Face à la détérioration continue de la situation sécuritaire et humanitaire dans l’Est de la République Démocratique du Congo (RDC), marquée par les offensives de la rébellion du M23 soutenue par le Rwanda, Mme Mary Lawlor, experte des Nations Unies et Rapporteuse spéciale sur la situation des défenseurs des droits de l’homme, appelle à un soutien urgent et concret aux défenseurs des droits de l’homme dans la région.
Dans une déclaration faite ce mercredi 5 mars 2025 à Genève (Suisse), elle révèle que les défenseurs des droits de l’homme dans l’est de la RDC courent actuellement un risque extrême de représailles pour leur travail en faveur des droits humains et nécessitent une aide immédiate, y compris un soutien pour une réinstallation temporaire avec leurs familles.
Une situation alarmante pour les défenseurs des droits de l’homme
« Ces dernières semaines, j’ai reçu d’innombrables alertes demandant un soutien et j’ai parlé directement avec des défenseurs sur le terrain. Ils vivent dans la peur et les risques sont réels. Récemment, un défenseur m’a informé que les rebelles du M23 avaient dressé des listes de défenseurs des droits de l’homme à appréhender dans les zones qu’ils contrôlent », a déclaré l’experte des Nations Unies.
La Rapporteuse spéciale affirme avoir reçu des informations crédibles selon lesquelles des défenseurs des droits de l’homme sont détenus au secret, disparus de force et torturés à Rutshuru et Masisi, dans le Nord-Kivu. Au moins six d’entre eux sont portés disparus après avoir tenté de fuir Goma, suite à la prise de la ville par le M23 fin janvier.

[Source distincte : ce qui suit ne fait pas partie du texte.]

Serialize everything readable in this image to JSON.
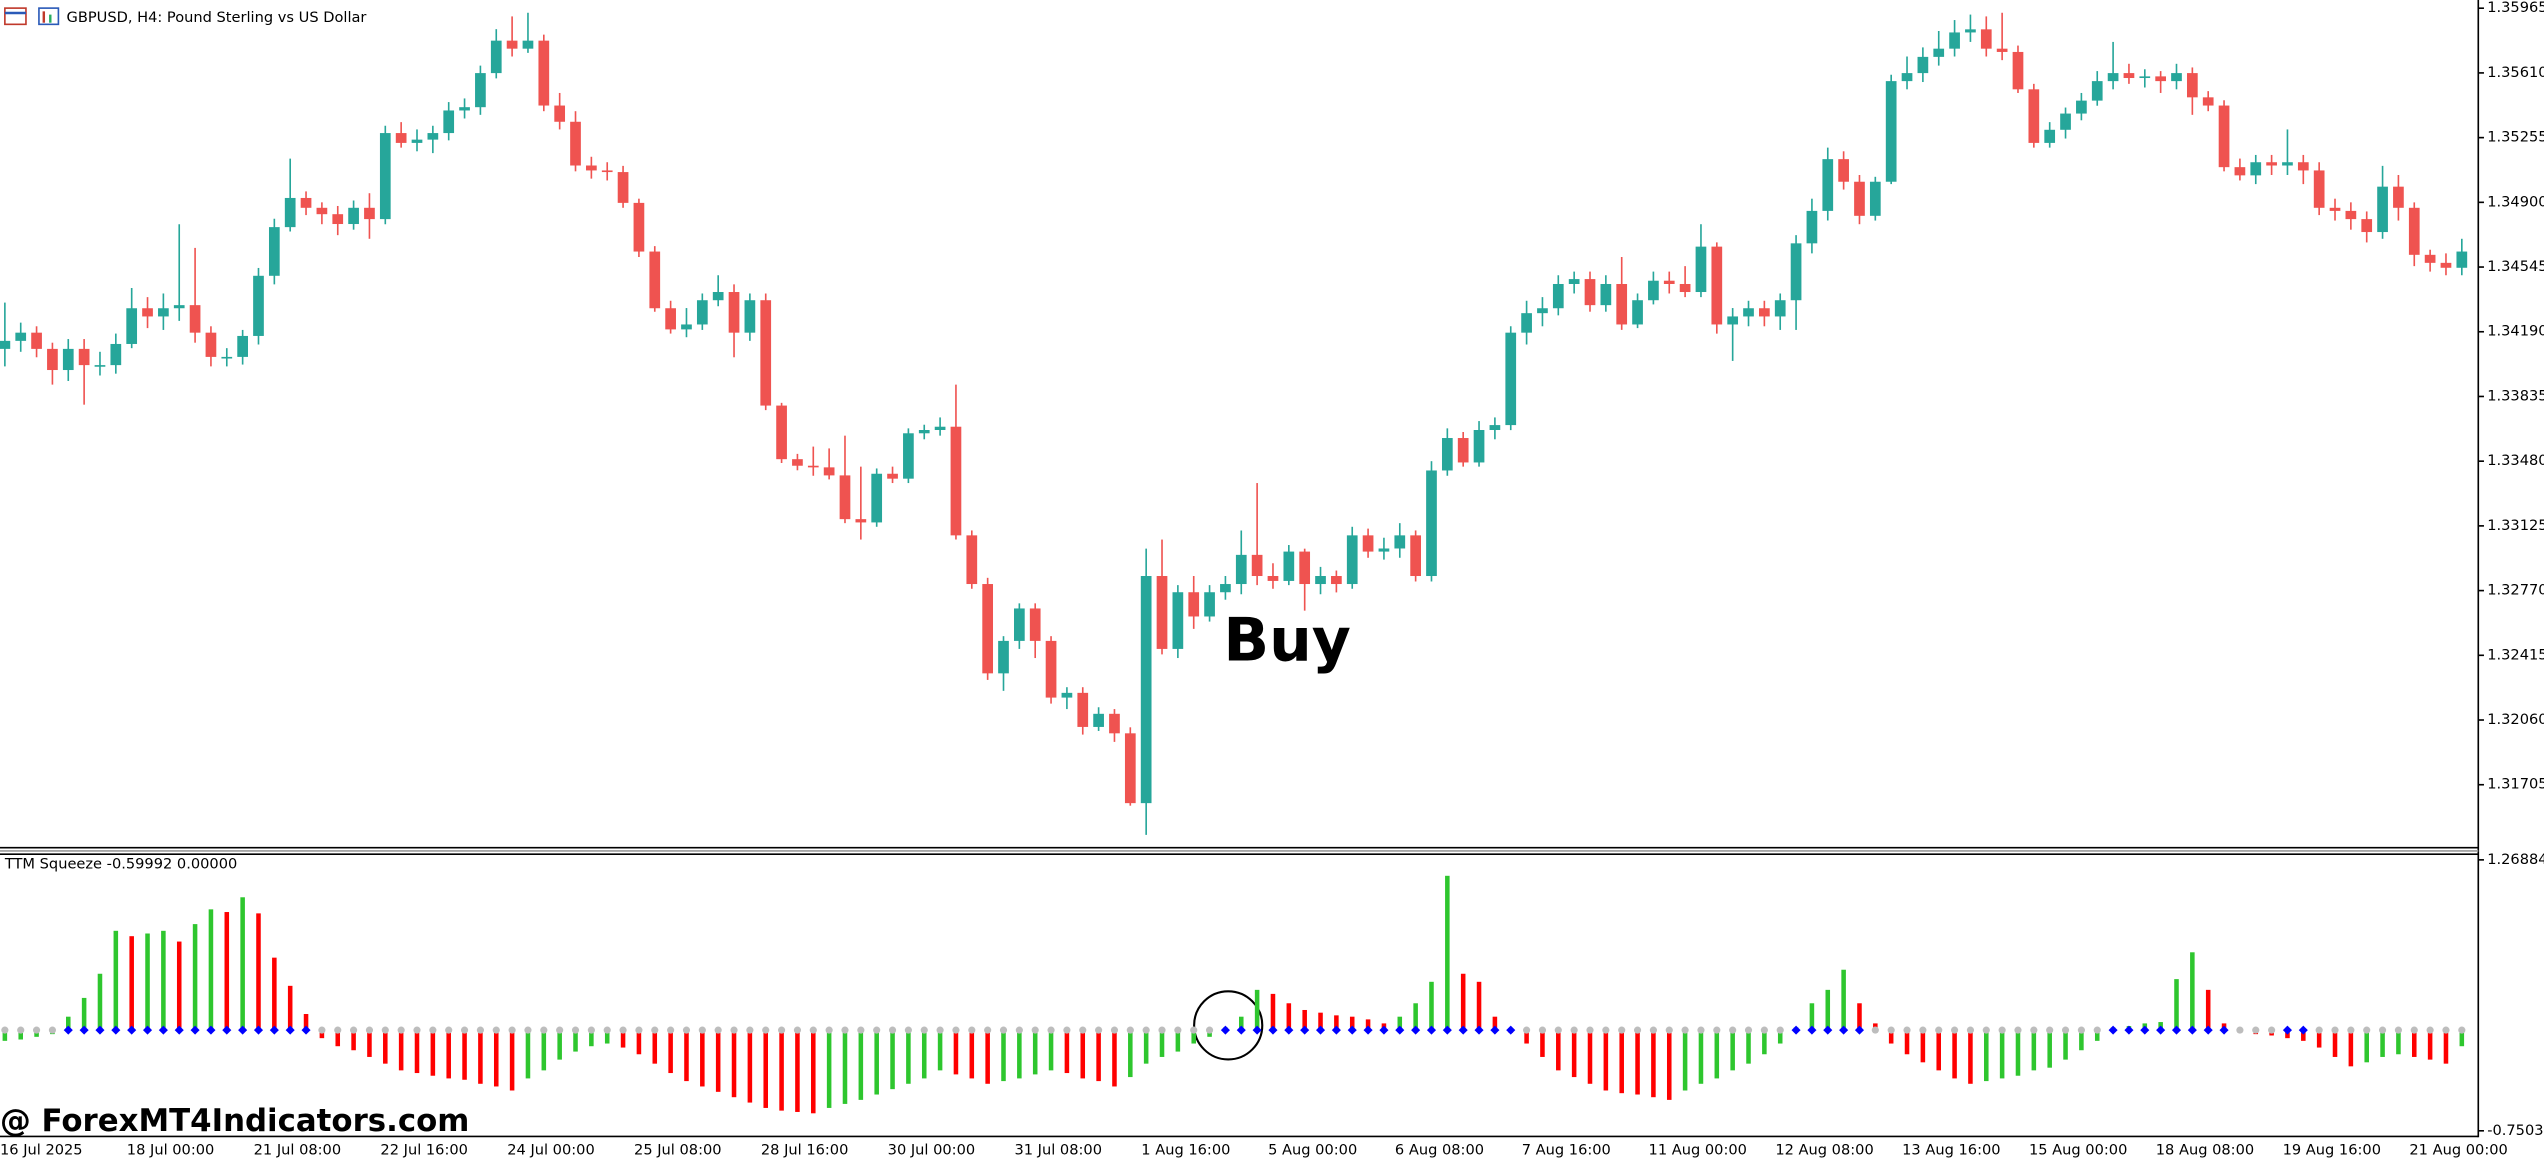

Des conditions de vie précaires pour les militants
« Certains défenseurs des droits de l’homme n’ont pas eu d’autre choix que de fuir leur domicile. Ceux qui parviennent à gagner d’autres villes n’ont pas les moyens de trouver un abri ou de subvenir à leurs besoins quotidiens. D’autres sont restés dans les zones contrôlées par les rebelles, mais craignent pour leur sécurité. Un défenseur m’a demandé comment il pouvait continuer à se cacher alors que le M23 commençait à effectuer un recensement à Goma », a expliqué Mme Mary Lawlor.
Par ailleurs, elle met en garde contre les dangers posés par les détenus évadés des prisons de Goma, Kalehe, Bukavu et Uvira, suite à l’offensive du M23. Parmi eux, des criminels violents et des chefs de groupes armés condamnés pour de graves violations des droits humains, assimilables à des crimes de guerre et à des crimes contre l’humanité.
Une situation des plus critiques pour les femmes militantes
« Nous savons que les violences sexuelles et sexistes liées aux conflits dans l’est de la RDC sont endémiques. Les femmes qui prennent position contre ces violations et qui deviennent visibles par leur travail en font souvent les frais. Il est consternant de penser que 25 ans après la résolution historique du Conseil de sécurité sur les femmes, la paix et la sécurité, ces événements se déroulent sous les yeux d’un monde largement apathique », a déploré l’experte onusienne.
Mme Lawlor attire également l’attention sur les risques encourus par les militants dans les zones isolées et rurales, notamment les assassinats, les disparitions forcées et les enlèvements, ainsi que l’impact psychologique de cette situation sur les activistes locaux.
Un appel à l’action internationale
« Les défenseurs étaient déjà menacés dans la région, à la fois par le gouvernement et par les groupes armés, mais comme l’a décrit une femme militante des droits de l’homme lors d’un entretien avec moi, il n’y a désormais plus de répit : l’insécurité est constante et il n’y a pas de protection. J’appelle la communauté internationale à reconnaître sa responsabilité collective à l’égard de ces défenseurs des droits de l’homme et je demande instamment aux États membres de les rechercher et d’explorer toutes les possibilités d’assistance rapide afin d’éviter que la situation ne se détériore davantage », a plaidé Mme Mary Lawlor.
La situation dans l’est de la RDC continue de se dégrader, entrainant de graves violations des droits humains, notamment des exécutions sommaires, y compris d’enfants, et des violences sexuelles liées au conflit. Selon l’ONU, des hôpitaux et des entrepôts humanitaires ont également été attaqués, et des menaces ont été proférées contre le système judiciaire. L’avancée du M23 dans le Nord et Sud-Kivu a plongé la région dans une crise sécuritaire et humanitaire sans précédent, provoquant le déplacement massif des populations.